Finian sat still in his seat, dressed in his clerical garb. He looked drawn and tired, as if he couldn’t believe he’d dragged his friends in Declan’s Cross into another mess. He hadn’t, of course. Jeremy had posed as Robin Masterson in Dublin before he’d shown up in Rock Point, and Aoife hadn’t known Henrietta had walked past her studio. Wendell had, and maybe if his son hadn’t just died he’d have wondered if something was up and notified Emma, at least—but he hadn’t.
Colin decided he needed to throttle back the intensity in the room. “You’re looking good, Wendell,” he said.
“Nothing like walking the Irish hills to nourish the soul.”
The old man sometimes talked like that, Colin had learned. But Wendell did look good, a relief given the tragic loss of his only son. Colin wanted to get to Ireland and see him, but he was glad Emma had gotten out there...that she and Wendell had walked those Irish hills.
Aoife smiled pleasantly. “Lucas tells me it’s bean-hole-supper season there, Finian.”

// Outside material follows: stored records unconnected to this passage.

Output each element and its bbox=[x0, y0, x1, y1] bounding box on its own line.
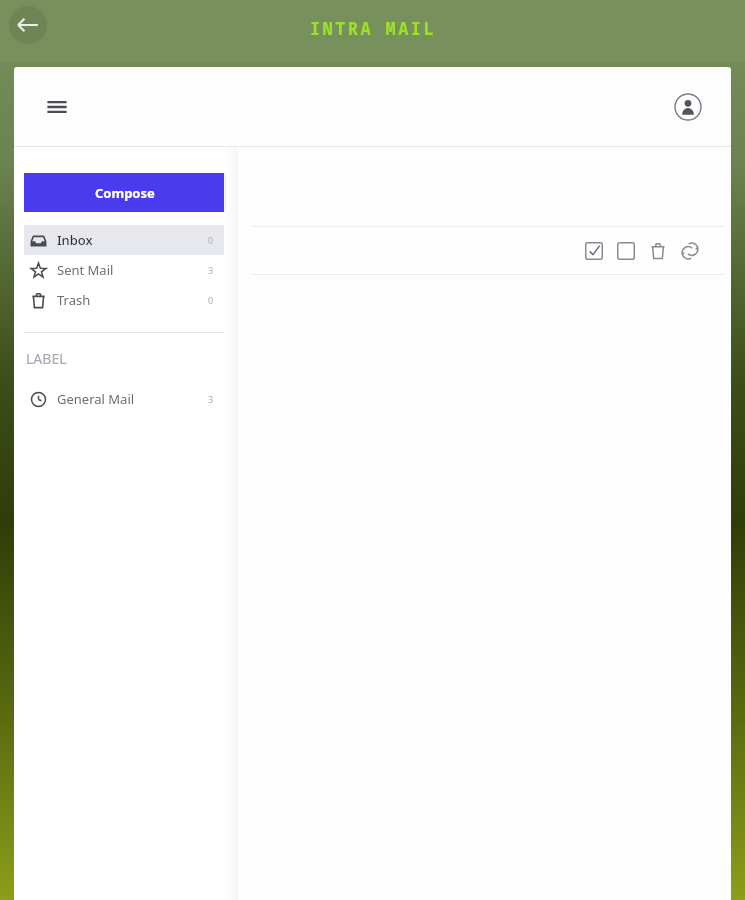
button[interactable]: Compose bbox=[24, 173, 226, 212]
button[interactable]: Account bbox=[667, 86, 709, 128]
staticText: Sent Mail bbox=[57, 261, 114, 279]
staticText: 3 bbox=[208, 393, 214, 405]
staticText: LABEL bbox=[26, 349, 67, 368]
button[interactable]: Inbox bbox=[24, 225, 226, 255]
staticText: Inbox bbox=[57, 231, 93, 249]
staticText: INTRA MAIL bbox=[310, 17, 436, 40]
button[interactable]: Sent Mail bbox=[24, 255, 226, 285]
staticText: Trash bbox=[57, 291, 91, 309]
button[interactable]: Back bbox=[9, 6, 47, 44]
button[interactable]: Menu bbox=[36, 86, 78, 128]
button[interactable]: Refresh bbox=[674, 235, 706, 267]
staticText: General Mail bbox=[57, 390, 135, 408]
button[interactable]: Trash bbox=[24, 285, 226, 315]
button[interactable]: Select none bbox=[610, 235, 642, 267]
button[interactable]: Delete bbox=[642, 235, 674, 267]
staticText: 0 bbox=[208, 234, 214, 246]
staticText: 0 bbox=[208, 294, 214, 306]
staticText: 3 bbox=[208, 264, 214, 276]
button[interactable]: General Mail bbox=[24, 384, 226, 414]
staticText: Compose bbox=[95, 184, 155, 202]
button[interactable]: Select all bbox=[578, 235, 610, 267]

“We’re getting ready for one this weekend. It’s a busy time with the foliage at its peak. Then things quiet down a bit before the holidays.”
“You do have a knack for staying busy. Maybe I’ll get to one of those bean-hole suppers one day.”
“You’d love it,” Finian said.
Colin winced at his friend’s awkwardness. Finian was usually amiable and quick-witted, but he looked as if he’d rather be anywhere than on a video chat with his friends in Ireland. It had to be his relationship with Aoife. Unfinished business there, Colin thought.